1. Provide an overview of the status of OER in higher education (15 mins).
2. Show OER repositories for subjects relevant to participants after on-site brief survey to gauge the composition of the audience (Kahoot!) (15 mins).
3. Share existing models for OER adoption, authoring, publishing. Demonstrate own adoption and authoring process using Open Data and OER (30 mins).
4. Map out a process for OER adoption for a single assignment to a whole course for subjects relevant to participants using open tools such as Google Drive, Docs, and Sheets. Complete an OER concept/chapter map for their respective topic or subject (1 hour).
5. Process map to develop instructional content around the OER for face-to-face and in hybrid environments. Develop randomized assessment items for the OER to deploy through your LMS or platform of choice (1 hours).

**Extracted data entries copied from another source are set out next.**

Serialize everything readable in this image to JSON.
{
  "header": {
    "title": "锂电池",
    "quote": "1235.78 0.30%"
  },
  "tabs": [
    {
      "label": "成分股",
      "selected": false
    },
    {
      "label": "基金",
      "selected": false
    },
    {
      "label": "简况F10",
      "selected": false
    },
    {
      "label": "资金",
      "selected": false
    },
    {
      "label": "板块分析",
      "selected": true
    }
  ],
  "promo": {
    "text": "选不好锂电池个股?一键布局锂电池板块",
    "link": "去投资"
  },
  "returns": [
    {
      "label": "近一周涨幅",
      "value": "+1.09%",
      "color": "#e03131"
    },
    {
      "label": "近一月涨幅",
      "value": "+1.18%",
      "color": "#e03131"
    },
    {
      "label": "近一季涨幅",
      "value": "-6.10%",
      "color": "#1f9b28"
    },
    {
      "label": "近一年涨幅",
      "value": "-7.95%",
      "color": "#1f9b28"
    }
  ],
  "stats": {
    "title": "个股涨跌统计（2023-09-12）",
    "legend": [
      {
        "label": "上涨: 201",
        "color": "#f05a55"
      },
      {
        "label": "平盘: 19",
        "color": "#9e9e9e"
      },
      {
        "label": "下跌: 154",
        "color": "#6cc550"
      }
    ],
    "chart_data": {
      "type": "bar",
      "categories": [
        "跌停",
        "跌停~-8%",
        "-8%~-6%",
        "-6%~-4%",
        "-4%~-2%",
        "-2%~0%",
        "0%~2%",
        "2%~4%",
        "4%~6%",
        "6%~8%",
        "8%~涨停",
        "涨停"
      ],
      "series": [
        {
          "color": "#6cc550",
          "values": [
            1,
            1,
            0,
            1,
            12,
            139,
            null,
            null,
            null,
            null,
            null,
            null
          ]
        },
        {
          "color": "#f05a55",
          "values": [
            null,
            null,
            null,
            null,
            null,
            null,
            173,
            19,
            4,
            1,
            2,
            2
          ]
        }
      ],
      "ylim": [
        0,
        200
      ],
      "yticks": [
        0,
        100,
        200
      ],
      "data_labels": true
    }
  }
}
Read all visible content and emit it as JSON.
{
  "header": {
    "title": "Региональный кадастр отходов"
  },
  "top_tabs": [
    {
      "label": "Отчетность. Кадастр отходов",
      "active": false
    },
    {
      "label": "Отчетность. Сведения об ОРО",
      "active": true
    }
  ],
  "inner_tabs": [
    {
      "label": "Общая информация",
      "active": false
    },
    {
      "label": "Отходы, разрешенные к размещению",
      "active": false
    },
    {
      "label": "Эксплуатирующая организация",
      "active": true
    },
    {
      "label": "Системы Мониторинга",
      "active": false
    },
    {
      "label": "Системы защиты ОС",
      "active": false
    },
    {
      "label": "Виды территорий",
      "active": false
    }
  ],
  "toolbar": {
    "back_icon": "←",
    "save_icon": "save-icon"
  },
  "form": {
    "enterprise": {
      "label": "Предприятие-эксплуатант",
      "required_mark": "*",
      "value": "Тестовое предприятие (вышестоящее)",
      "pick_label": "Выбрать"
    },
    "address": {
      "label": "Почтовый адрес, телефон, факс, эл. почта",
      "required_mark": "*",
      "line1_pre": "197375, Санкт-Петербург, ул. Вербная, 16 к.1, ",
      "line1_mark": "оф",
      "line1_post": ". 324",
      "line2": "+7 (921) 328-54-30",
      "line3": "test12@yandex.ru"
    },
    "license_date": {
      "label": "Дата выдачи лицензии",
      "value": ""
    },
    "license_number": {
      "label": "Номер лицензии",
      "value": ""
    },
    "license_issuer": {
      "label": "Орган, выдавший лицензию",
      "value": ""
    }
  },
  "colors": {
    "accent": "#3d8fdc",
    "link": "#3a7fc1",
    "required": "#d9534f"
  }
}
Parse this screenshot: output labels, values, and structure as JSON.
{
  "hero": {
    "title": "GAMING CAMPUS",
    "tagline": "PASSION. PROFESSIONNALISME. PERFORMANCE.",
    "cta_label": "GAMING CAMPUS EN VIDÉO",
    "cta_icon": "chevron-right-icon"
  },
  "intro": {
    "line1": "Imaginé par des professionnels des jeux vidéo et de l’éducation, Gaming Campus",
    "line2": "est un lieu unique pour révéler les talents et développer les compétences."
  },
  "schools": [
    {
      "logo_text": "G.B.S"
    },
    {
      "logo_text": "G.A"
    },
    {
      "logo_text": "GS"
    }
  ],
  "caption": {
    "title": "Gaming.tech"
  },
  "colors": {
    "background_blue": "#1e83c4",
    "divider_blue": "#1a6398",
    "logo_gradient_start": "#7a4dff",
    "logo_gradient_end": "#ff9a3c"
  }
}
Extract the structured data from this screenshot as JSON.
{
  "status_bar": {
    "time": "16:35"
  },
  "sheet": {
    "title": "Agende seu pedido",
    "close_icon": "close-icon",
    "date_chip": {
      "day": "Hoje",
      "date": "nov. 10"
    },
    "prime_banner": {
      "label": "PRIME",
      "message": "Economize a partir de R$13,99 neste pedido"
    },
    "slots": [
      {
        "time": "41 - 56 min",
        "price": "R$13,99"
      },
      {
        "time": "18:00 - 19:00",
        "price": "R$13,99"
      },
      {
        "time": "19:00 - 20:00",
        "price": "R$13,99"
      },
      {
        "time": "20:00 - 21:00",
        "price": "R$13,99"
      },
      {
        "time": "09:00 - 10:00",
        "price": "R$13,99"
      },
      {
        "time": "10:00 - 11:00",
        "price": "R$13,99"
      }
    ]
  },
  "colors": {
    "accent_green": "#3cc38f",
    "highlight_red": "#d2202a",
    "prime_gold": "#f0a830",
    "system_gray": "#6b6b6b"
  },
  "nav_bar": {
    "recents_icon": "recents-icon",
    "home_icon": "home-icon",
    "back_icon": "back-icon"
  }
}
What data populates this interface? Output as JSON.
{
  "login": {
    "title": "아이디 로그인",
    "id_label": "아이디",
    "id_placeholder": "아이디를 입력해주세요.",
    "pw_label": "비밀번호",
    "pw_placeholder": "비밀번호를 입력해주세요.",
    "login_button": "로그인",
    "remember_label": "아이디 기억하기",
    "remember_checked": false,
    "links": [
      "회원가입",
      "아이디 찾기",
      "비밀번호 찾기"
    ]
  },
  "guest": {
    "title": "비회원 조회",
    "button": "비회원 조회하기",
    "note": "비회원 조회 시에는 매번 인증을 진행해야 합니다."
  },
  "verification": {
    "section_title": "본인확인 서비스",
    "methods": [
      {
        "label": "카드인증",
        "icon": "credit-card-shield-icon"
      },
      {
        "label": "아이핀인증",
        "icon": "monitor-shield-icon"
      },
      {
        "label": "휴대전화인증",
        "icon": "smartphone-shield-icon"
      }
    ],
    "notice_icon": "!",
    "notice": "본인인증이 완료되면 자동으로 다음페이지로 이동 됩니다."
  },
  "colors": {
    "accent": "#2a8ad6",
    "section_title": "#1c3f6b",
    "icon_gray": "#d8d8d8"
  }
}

6. Debrief and sharing of ideas, action plans, and process maps (30 mins).
Prerequisites
This workshop aims to leverage participants’ knowledge and skills of tools such as an internet browser, information, and computer literacy skills in order to find, adopt or author OER. No specific specialized skills are needed, however, an open mind for considering OER as an asset are preferred.
Experience Level
Beginner
Qualifications
Emese Felvegi, Ed.D. is a Senior Professor of Practice in the Department of Decision and Information Sciences at the C.T. Bauer College of Business at the University of Houston. She teaches MIS 3300 Introduction to Computers and Management Information Systems to about 2000 student annually and has adopted and authored Open Education Resources for her course. Over the past three years, she has converted her course from using standalone open data projects to include a full open textbook. She is the 2019 recipient of the Office of the Provost’s Teaching Excellence Award in Innovation in Instructional Technology and the recipient of the University of Houston Libraries OER Grant with the largest OER rollout in the university’s history.
Ariana Santiago is the Open Educational Resources Coordinator at the University of Houston Libraries. She leads the planning, implementation, and assessment of a UH open educational resources (OER) program. Her research interests include diversity and inclusion, undergraduate student success, and library instruction and outreach. She previously worked as the instruction librarian at UH and as an undergraduate instruction and outreach librarian at the University of Iowa. She was a 2017 American Library Association Emerging Leader.
Robert McCarn is an undergraduate student with a background in the IT industry earning a BBA in Management Information Systems. He has served as an OER project manager and content development specialist for Dr. Felvégi’s MIS 3300 course for the past 18 months.